Table Of Contents
Excel to CSV UTF8
If Excel contains any smart quotes or other language data while converting it from Excel to CSV, it would not convert accurately and get question marks. So while importing the data, we also get the same things. However, using Excel CSV UTF8 as the encoding, we can easily choose the file format and language.
What is UTF8 Encoding?
Unicode Transformation Format is the format for converting any character to Unicode standard that can be as compact as ASCII.
ASCII: American Standard Code for Information Interchange
CSV format files have been there for long years. And all we know is just the basic level of exporting and importing the data. But in addition to that, some advanced techniques are also there. For example, data with special characters need a different procedure to convert the data from Excel to CSV. This article will show you how to deal with special characters with an Excel CSV file, i.e., CSV UTF8.
Example of UTF8 Encoding in Excel CSV File
For example, look at the below data in the Excel worksheet.
These are the names in Japanese, and we have proper English meanings for each of the words here. Now let us convert the file to CSV format.
Follow the steps to convert Excel to CSV file format.
-
Click the "Save As" button or press the F12 shortcut in Excel.
- Choose the destination folder to save the file as a "CSV" file.
- Change the "Save As" file type to "CSV (Comma delimited)."
- Click on the “Save” button, and our data will be saved as a "CSV" file.
With the file extension, we can easily view the file format.
Look at the above files, which are named the same, but the file extension is “csv” and “.xlsm,” so this shows that both the file formats are different.
Now, open the CSV file and see what we get.
Look at the values in columns B and C (where we had Japanese words), we have got question marks instead of actual words, and when we try importing the data to excel, we still get question marks only.
So this is the problem with special character data conversion to CSV file. To avoid this, we need to follow different procedures below the procedure.
Save File As Unicode Text Format
Before we save the data in the CSV file format, we need to first save it as "Unicode Text (*.txt)," then convert it to a CSV file, following the below steps.

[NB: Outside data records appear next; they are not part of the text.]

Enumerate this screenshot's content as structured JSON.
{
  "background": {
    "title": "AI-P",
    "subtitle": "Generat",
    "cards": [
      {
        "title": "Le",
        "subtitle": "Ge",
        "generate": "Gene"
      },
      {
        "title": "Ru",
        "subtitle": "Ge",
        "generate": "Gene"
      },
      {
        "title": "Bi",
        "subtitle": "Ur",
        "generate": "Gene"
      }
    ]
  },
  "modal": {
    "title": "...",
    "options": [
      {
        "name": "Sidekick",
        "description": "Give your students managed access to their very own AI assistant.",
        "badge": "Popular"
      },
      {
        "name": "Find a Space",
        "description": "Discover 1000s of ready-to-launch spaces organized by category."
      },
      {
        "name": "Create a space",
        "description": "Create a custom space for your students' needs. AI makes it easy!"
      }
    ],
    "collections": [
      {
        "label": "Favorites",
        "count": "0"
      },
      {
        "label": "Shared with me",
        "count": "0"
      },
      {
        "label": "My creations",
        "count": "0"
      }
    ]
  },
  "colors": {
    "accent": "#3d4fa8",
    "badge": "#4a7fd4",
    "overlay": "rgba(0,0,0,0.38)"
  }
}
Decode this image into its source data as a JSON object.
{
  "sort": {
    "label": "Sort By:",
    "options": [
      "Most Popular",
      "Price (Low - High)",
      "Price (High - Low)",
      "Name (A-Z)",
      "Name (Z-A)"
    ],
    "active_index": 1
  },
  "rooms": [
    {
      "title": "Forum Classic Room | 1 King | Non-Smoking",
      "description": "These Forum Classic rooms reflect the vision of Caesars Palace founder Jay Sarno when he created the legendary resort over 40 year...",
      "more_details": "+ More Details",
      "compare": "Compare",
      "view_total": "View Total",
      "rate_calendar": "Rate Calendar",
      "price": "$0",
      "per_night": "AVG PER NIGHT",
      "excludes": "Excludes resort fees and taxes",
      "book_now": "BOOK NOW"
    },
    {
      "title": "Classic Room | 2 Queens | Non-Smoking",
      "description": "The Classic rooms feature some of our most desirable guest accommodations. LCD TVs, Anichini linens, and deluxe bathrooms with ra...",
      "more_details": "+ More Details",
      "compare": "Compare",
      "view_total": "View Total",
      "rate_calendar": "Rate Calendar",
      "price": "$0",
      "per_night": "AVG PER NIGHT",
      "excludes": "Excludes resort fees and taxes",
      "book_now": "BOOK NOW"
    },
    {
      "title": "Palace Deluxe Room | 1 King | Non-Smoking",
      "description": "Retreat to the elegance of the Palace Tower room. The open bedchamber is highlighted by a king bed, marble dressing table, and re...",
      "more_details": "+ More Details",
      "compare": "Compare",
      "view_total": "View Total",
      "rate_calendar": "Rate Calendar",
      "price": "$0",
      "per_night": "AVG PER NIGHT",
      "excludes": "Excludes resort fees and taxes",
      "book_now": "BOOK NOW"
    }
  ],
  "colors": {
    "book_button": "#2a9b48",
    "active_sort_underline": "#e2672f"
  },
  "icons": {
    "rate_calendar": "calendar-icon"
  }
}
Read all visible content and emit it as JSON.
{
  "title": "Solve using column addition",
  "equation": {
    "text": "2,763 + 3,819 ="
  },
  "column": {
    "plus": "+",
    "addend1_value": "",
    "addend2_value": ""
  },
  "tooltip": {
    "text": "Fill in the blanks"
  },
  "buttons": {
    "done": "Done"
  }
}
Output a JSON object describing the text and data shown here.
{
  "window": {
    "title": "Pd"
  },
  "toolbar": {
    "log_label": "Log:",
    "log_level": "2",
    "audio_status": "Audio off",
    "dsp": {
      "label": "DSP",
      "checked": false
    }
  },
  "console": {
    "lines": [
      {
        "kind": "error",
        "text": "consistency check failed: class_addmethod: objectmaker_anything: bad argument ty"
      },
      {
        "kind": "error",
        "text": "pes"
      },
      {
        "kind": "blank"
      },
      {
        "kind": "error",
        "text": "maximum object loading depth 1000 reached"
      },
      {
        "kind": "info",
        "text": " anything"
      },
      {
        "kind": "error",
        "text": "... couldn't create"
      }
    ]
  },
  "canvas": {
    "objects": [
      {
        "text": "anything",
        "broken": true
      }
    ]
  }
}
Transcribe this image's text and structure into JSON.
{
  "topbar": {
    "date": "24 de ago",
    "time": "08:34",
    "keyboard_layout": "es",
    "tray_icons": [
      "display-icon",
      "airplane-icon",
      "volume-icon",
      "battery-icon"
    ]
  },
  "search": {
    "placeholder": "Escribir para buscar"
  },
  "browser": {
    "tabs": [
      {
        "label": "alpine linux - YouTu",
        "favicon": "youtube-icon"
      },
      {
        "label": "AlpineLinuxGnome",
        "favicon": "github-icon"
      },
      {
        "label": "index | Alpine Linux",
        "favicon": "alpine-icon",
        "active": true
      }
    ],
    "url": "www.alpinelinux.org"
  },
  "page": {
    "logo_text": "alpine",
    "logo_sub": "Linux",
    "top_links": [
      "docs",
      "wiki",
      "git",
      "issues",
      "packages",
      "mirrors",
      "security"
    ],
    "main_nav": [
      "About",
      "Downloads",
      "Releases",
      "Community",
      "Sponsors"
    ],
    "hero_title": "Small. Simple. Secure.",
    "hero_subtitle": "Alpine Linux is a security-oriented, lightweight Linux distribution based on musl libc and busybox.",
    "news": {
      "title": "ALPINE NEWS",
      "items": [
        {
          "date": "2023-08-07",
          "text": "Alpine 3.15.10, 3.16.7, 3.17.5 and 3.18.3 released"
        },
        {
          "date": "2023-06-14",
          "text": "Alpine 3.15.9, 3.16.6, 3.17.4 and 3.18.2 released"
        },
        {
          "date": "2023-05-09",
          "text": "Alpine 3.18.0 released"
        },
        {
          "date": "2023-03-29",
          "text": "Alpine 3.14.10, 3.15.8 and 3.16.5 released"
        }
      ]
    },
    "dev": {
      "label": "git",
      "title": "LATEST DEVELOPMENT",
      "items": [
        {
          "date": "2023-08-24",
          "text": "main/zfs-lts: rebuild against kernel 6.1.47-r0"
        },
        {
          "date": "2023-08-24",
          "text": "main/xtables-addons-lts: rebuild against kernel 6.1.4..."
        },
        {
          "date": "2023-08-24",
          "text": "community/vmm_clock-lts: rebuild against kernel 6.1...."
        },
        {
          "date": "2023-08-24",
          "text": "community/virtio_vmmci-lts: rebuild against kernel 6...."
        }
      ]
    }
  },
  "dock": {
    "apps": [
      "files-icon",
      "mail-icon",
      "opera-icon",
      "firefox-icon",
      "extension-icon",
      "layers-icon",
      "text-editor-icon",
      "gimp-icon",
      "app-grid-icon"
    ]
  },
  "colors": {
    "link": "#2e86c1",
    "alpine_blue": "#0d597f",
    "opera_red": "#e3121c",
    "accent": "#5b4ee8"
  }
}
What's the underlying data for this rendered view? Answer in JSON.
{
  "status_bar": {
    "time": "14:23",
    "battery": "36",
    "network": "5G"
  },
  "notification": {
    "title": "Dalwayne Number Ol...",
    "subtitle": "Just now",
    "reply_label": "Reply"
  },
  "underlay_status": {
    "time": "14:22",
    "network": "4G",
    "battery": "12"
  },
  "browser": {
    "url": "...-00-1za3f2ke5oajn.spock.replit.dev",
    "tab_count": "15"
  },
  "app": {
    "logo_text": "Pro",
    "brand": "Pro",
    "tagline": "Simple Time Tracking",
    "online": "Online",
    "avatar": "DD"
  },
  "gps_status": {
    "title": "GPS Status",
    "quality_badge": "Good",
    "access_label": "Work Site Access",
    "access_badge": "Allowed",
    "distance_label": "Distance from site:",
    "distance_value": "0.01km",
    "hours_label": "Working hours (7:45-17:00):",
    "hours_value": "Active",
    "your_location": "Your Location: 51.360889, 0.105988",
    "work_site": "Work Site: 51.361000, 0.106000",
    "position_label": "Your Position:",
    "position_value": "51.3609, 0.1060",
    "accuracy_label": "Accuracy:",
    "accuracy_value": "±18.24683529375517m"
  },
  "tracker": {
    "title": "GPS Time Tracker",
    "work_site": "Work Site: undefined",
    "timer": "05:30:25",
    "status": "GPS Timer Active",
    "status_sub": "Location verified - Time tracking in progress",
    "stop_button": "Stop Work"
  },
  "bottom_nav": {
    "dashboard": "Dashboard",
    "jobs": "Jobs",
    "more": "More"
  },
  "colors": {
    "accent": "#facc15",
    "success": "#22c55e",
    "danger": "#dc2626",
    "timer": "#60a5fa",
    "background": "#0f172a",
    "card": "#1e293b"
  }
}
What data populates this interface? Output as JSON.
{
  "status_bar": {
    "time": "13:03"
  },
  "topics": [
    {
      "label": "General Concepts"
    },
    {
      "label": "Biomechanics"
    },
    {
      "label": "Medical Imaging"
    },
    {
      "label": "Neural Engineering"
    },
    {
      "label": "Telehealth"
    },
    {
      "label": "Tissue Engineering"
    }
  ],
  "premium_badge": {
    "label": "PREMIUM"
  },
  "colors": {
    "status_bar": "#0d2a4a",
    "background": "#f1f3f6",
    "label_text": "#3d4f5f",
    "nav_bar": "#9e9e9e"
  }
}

Step 1: Once again, we must open the "Save As" window, and this time, choose the file format as "Unicode Text (*.Txt)" format.
Step 2: Click on the "Save" button, and it will save the file in "Unicode" format.
We have three format files: "Excel," "CSV," and "Unicode Text Format."
Now, open a "Unicode Text" file and see how the data looks.
Data looks as it is in the text file.
We need to save the above file as an encoding of the UTF-8 method to get the correct data into Excel. So now, insert the delimiter for the above data by replacing the space characters. Copy the first space character.
Now open "Find & Replace in Excel" and replace the copied space with a comma (,).
Click on "Replace All." A comma will replace all the space characters.
Now, choose the "Save As" option.
Subsequently, this will open up the "Save As" window. In that window, choose the "Encoding" option as "UTF-8."
Click on the "Save" button to complete the save option.
Now, change the file extension from “.txt” to “.csv.”
Now open the CSV file, and we should get the correct Japanese words instead of the question mark.
Things to Remember
- UTF converts special character words through encoding.
- Save the file as "Unicode" before converting it to "CSV" and encoding it as "UTF-8."